• En 1946, la France posait un acte fondateur : l’universalité des allocations familiales. Elle reconnaissait alors que la famille est un pilier de l’avenir national. Ce principe, marque de fabrique de l’Etat-Providence à la française, a été brisé en 2015 avec le conditionnement sur ressources. Depuis, l’universalité n’est plus que de façade tant le montant versé à certaines familles est devenu symbolique.

    Notre politique familiale a progressivement été désarticulée, que l’on considère les prestations sociales, la politique fiscale, la politique du logement, ou l’insuffisance des structures d’accueil de la petite enfance. D’un côté on décide l’abaissement du plafond du quotient familial, la diminution de la PAJE ou encore la réduction de la quotité finançable du prêt à taux zéro, de l’autre on appelle au « réarmement démographique ». Comme le résume le démographe Gérard-François Dumont, c’est « un non-sens d’annoncer que l’on souhaite une démographie qui ait plus de vitalité et, parallèlement, [de] maintenir des décisions défavorables pour les familles qui souhaiteraient accueillir un enfant ».

    Les derniers chiffres sur la natalité française sont sans appel : la fécondité chute à 1,62 enfant par femme, niveau historiquement bas. Surtout, on constate un écart croissant entre le désir d’enfants — stable à 2,27 — et la réalité : une frustration de fécondité qui traduit notre échec collectif. Les coûts auxquels sont confrontées les familles flambent sans que leurs revenus n’augmentent de manière proportionnelle. Ainsi, d’après l’Union nationale des associations familiales (UNAF), en août 2023, il fallait à un couple et deux enfants 368 € de plus qu’en août 2021 pour vivre décemment pendant un mois. Pour un couple avec 2 enfants et 2 adolescents, cette somme était de 552 €. Si la conjoncture économique actuelle participe à la dégradation de la situation des familles, elle ne peut servir de bouc émissaire à l’inaction des gouvernements successifs.

    D’après la Cour des comptes, les seules mesures de diminution du quotient familial et de conditionnement de ressources ont fait peser sur les familles aisées « un effort total proche de 3,3 Md€ ». Mais en réalité, les classes moyennes supportent aussi une part croissante des efforts budgétaires, et en particulier les couples biactifs. En 2024, un couple avec deux enfants ne devait pas dépasser 2 007 € nets par mois et par parent pour percevoir l’allocation de base de la PAJE. De même, les allocations familiales deviennent dégressives dès lors que chaque parent perçoit 3 273 € nets mensuels, et fortement réduites au-delà de 4 363 €. Quant au quotient familial, son avantage fiscal est plafonné à 1 759 € par demi-part en 2024, contre 2 336 € auparavant.
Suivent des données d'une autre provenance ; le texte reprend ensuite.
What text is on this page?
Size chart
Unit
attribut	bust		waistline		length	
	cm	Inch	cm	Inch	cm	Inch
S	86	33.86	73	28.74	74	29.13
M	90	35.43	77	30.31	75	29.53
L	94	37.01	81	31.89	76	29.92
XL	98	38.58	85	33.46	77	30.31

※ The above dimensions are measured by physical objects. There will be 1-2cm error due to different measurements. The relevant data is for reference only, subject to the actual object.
Résultat : un couple avec un enfant commence à voir son allègement d’impôt sérieusement limité dès que chacun gagne 2 500 € nets par mois.

    Or, dans une étude menée en 2023, l’Observatoire des familles de l’UNAF a mis à jour l’importance des conditions financières et matérielles pour permettre l’arrivée d’enfants : avoir un logement adapté (54 %) et avoir des ressources suffisantes (48 %). L’étude révèle également que 21% des parents auraient préféré avoir leur premier enfant plus tôt et que 61% des familles sans enfant placent en priorité la nécessité de disposer de ressources suffisantes pour accueillir un bébé.

    La proposition de loi du groupe UDR porte trois mesures clés pour restaurer la confiance des Français dans la politique familiale et contribuer à relancer la natalité en permettant à chaque foyer de mieux réaliser son désir d’enfant.

    Mais en réalité, il est urgent de revoir en profondeur la politique familiale via une réforme large : revalorisation des prestations, déplafonnement et refonte du quotient familial, aides au logement et à la consommation, réforme des congés parentaux et meilleure aide à l’emploi des mères de famille, proposer une aide sociale unique qui valorise le travail et soutienne les familles durablement.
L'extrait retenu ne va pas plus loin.